Do PORTAL UNIBUS
Foto: João Vital (FETRONOR)
O presidente da Federação das Empresas de Transporte de Passageiros do Nordeste (Fetronor), Eudo Laranjeiras, afirmou que a proposta de redução da jornada de trabalho com o fim da escala 6×1 está sendo conduzida de forma equivocada e em momento inadequado. Ele classificou o tema como “muito problemático” e “mal colocado”, destacando que a medida pode agravar a escassez de mão de obra no setor.
De acordo com o dirigente, o transporte enfrenta déficit de profissionais em todo o país, com falta estimada de quase 100 mil motoristas de caminhão e cerca de 20 mil motoristas de ônibus. Segundo Laranjeiras, uma redução abrupta na carga horária poderia provocar paralisações e comprometer a continuidade das operações.
O presidente da Fetronor defendeu que o país deve priorizar o aumento da produtividade antes de adotar mudanças estruturais na jornada de trabalho. Ele lembrou que a escala 5×2 já é utilizada em funções administrativas e pode ser implementada por meio de acordos coletivos, mas sem imposição imediata.
Laranjeiras também ressaltou o desinteresse crescente da nova geração pela profissão. “Há dez anos, 80% dos filhos de caminhoneiros queriam seguir a carreira. Hoje, esse número não chega a 40%”, observou, citando fatores como o risco de assaltos, as condições das estradas e o desgaste físico da atividade.
Para ele, reduzir de 44 para 36 horas semanais seria uma medida “drástica”, com impacto direto nos custos do transporte e reflexos nos preços de produtos e serviços, como o leite, o frete e as passagens de ônibus.
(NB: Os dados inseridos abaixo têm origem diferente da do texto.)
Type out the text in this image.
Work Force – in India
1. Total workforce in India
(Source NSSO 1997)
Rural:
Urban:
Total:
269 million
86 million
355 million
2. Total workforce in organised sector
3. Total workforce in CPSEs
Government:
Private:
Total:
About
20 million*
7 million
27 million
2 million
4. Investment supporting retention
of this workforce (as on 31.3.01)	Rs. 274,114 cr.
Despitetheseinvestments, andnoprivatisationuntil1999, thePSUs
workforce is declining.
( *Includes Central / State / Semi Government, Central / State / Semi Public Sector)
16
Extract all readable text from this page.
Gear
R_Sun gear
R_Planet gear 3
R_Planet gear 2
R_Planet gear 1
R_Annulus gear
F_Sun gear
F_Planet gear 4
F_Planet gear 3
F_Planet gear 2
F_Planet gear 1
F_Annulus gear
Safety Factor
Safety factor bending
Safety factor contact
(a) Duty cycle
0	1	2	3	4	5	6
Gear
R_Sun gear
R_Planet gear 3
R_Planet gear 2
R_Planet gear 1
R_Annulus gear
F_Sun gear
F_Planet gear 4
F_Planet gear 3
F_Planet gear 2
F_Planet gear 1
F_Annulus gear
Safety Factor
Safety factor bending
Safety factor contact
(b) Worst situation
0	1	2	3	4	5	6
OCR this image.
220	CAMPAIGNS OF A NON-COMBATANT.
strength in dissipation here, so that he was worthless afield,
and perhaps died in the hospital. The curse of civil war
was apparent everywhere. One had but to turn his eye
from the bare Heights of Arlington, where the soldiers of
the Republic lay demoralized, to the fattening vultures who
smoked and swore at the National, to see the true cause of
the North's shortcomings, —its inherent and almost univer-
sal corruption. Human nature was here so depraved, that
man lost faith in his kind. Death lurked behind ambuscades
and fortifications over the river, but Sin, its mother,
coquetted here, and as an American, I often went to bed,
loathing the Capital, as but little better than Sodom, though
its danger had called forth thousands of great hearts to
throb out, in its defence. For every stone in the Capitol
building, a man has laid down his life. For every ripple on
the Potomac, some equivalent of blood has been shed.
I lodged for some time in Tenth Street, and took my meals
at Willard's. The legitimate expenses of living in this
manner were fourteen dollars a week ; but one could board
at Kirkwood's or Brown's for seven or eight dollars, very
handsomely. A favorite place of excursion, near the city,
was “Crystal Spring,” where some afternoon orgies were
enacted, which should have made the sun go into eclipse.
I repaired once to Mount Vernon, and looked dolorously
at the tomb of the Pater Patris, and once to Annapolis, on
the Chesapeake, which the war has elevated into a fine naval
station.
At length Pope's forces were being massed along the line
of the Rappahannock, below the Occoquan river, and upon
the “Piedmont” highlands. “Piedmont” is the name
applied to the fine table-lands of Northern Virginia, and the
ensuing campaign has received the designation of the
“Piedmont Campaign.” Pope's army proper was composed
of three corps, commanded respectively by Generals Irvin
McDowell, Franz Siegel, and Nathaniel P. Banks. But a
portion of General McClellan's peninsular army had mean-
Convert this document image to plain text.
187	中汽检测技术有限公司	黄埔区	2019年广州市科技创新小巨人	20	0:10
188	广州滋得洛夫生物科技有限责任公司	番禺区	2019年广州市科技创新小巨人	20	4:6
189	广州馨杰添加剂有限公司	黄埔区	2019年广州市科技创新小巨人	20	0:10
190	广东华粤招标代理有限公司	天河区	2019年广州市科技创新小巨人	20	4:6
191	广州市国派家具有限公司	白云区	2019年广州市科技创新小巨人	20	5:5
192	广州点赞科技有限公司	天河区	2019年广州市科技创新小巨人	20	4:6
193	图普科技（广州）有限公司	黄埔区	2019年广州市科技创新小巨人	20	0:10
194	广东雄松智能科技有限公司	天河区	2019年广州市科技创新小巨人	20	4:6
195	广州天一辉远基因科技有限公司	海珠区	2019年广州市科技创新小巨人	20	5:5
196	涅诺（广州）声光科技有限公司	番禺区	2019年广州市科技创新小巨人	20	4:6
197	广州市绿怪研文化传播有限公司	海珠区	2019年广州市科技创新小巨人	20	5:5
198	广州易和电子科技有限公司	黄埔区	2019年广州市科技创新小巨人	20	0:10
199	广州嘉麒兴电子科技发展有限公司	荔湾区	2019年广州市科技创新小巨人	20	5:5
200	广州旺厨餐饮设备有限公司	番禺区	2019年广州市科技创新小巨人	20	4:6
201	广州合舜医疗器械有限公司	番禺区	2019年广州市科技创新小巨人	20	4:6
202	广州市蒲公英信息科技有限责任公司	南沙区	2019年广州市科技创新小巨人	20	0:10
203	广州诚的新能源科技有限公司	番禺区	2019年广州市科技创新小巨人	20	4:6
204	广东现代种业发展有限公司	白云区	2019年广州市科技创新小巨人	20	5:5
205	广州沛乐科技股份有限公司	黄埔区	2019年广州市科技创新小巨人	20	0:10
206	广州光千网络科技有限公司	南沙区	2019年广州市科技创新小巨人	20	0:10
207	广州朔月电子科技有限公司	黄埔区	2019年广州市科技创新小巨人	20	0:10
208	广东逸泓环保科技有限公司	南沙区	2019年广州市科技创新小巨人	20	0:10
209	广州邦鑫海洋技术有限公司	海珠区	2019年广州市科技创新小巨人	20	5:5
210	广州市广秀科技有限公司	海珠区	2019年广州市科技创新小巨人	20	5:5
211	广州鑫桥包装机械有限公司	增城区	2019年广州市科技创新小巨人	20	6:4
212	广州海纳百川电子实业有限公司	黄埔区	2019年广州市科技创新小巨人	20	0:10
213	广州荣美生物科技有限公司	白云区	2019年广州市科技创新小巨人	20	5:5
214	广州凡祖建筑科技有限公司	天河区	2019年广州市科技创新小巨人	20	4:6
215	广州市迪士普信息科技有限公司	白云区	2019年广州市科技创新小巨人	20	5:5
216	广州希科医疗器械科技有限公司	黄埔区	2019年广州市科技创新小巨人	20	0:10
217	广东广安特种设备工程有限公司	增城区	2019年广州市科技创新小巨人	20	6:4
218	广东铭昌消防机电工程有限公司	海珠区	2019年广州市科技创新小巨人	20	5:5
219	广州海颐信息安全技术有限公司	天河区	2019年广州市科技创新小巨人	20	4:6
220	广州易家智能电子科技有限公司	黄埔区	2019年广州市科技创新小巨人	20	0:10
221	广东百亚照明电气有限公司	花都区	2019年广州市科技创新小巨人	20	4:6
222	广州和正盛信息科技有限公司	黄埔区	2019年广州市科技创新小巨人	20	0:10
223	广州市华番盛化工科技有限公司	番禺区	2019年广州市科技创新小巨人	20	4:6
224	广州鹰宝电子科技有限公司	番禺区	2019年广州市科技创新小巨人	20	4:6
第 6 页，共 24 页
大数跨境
O dirigente criticou ainda a pressa do governo em discutir o tema e afirmou que a Confederação Nacional do Transporte (CNT) não foi consultada.
Segundo Laranjeiras, as confederações do setor estão se mobilizando contra o projeto, que classificou como “eleitoreiro”. Ele defendeu que o debate sobre a redução da jornada ocorra fora do ambiente de campanha e com maior amadurecimento técnico e econômico.